3

I'm parsing SQL using the excellen JSQLParser library, which uses JavaCC internally.

The grammar consists of TOKENs and SPECIAL_TOKENs. The latter is used to remove the single and multi-line comments from the token stream before the parser is called, like this:

SPECIAL_TOKEN:
{
   < LINE_COMMENT: ("--" | "//") (~["\r","\n"])*>
|  < MULTI_LINE_COMMENT: "/*" (~["*"])* "*" ("*" | (~["*","/"] (~["*"])* "*"))* "/">
}

I can use the AST to find all the SPECIAL_TOKENS by just using .next on the root node and resulting nodes, but then I lose the structure. This gives me just the contents without the parse-context.

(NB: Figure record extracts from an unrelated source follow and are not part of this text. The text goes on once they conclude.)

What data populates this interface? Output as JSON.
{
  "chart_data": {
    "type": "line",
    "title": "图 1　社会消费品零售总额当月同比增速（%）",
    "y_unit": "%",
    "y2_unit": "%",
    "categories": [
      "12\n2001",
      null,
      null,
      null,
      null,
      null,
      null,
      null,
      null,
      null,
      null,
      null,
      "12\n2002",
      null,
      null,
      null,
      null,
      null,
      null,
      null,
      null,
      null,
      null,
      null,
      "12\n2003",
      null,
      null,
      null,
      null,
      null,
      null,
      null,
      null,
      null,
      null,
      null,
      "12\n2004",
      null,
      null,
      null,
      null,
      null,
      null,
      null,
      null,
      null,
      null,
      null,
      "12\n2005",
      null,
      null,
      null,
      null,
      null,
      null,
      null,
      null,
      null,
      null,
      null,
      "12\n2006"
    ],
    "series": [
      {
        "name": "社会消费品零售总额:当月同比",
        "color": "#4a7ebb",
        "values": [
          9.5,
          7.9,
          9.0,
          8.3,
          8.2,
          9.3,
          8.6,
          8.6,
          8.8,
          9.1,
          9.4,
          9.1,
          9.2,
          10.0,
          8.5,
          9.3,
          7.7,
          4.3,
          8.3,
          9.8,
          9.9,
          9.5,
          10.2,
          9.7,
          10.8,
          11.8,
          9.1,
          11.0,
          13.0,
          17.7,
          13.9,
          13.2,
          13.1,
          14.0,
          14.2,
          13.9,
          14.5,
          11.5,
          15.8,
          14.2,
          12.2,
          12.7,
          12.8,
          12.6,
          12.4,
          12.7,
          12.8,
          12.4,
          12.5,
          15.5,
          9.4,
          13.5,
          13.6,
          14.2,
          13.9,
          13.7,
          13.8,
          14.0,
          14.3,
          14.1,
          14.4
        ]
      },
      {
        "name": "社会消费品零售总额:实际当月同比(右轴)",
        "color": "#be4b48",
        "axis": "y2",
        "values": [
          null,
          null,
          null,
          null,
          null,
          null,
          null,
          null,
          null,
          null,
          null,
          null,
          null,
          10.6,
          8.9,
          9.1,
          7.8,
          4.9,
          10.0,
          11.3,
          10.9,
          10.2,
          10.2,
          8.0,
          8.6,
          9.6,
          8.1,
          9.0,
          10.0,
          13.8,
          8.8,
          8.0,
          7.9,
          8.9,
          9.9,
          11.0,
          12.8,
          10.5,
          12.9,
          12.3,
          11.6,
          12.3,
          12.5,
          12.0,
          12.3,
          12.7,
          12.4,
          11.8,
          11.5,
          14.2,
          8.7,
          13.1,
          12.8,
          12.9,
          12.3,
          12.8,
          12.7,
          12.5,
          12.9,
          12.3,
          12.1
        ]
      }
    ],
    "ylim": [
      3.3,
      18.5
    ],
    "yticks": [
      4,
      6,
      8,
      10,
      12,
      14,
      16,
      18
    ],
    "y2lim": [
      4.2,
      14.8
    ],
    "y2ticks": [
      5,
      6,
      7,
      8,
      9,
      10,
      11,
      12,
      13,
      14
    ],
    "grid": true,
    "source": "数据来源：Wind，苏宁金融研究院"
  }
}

I would like to use the context to implement a code-formatter.

My example:

                -- 1. this is 
                -- 2. an example 

                SELECT * /* All cols */  FROM aap -- two
                   JOIN b ON a.c=d.c
                   WHERE /* inline comment */ true
                -- an example
               ;

I want it to be formatted somewhat like this:

                -- 1. this is 
                -- 2. an example 

                SELECT 
                    * /* All cols */  
                FROM 
                    aap -- two
                JOIN 
                    b ON a.c=d.c
                WHERE /* inline comment */ true
                -- an example
                ;

What is the correct approach using javacc?

Rob Audenaerde
  • 19,195
  • 10
  • 76
  • 121
  • The tricky part is for the last comment `-- an example`: is it part of the SELECT query or not? – Maurice Perry Sep 19 '22 at 07:23
  • @MauricePerry the rest is not trivial either, imho. I added a `;` to be explicit about the SELECT statement. – Rob Audenaerde Sep 19 '22 at 07:50
  • Actually, the special tokens are linked to the token that follows, so it's not that of a problem. – Maurice Perry Sep 19 '22 at 07:57
  • Yes, that is while you are travesing the AST. But the objects that follow from parse-rules don't have this information as far as I can tell. So either I can use the AST, where I have to do all the parsing myself, or I use the Object Tree from the `parseStatment`, where I lose the special tokens. I was wondering if there was some way to combine them? – Rob Audenaerde Sep 19 '22 at 08:05
  • Are you using this: https://github.com/JSQLParser/JSqlParser ? – Maurice Perry Sep 19 '22 at 08:31
  • Yes. I have also looked at the approach in https://github.com/manticore-projects/jsqlformatter, but that seems to extract comments and later insert them again, which feels a bit laborious – Rob Audenaerde Sep 19 '22 at 08:33
  • I see your dilema. Note that if you decide for the latter (`parseStatement`), you may want to implement a `CommonTokenAction` method to deal with the special tokens. – Maurice Perry Sep 19 '22 at 09:09
  • How would that help in the parse rules? – Rob Audenaerde Sep 20 '22 at 07:20
  • You may want to authorize comments only at certain places. – Maurice Perry Sep 20 '22 at 07:48

0 Answers0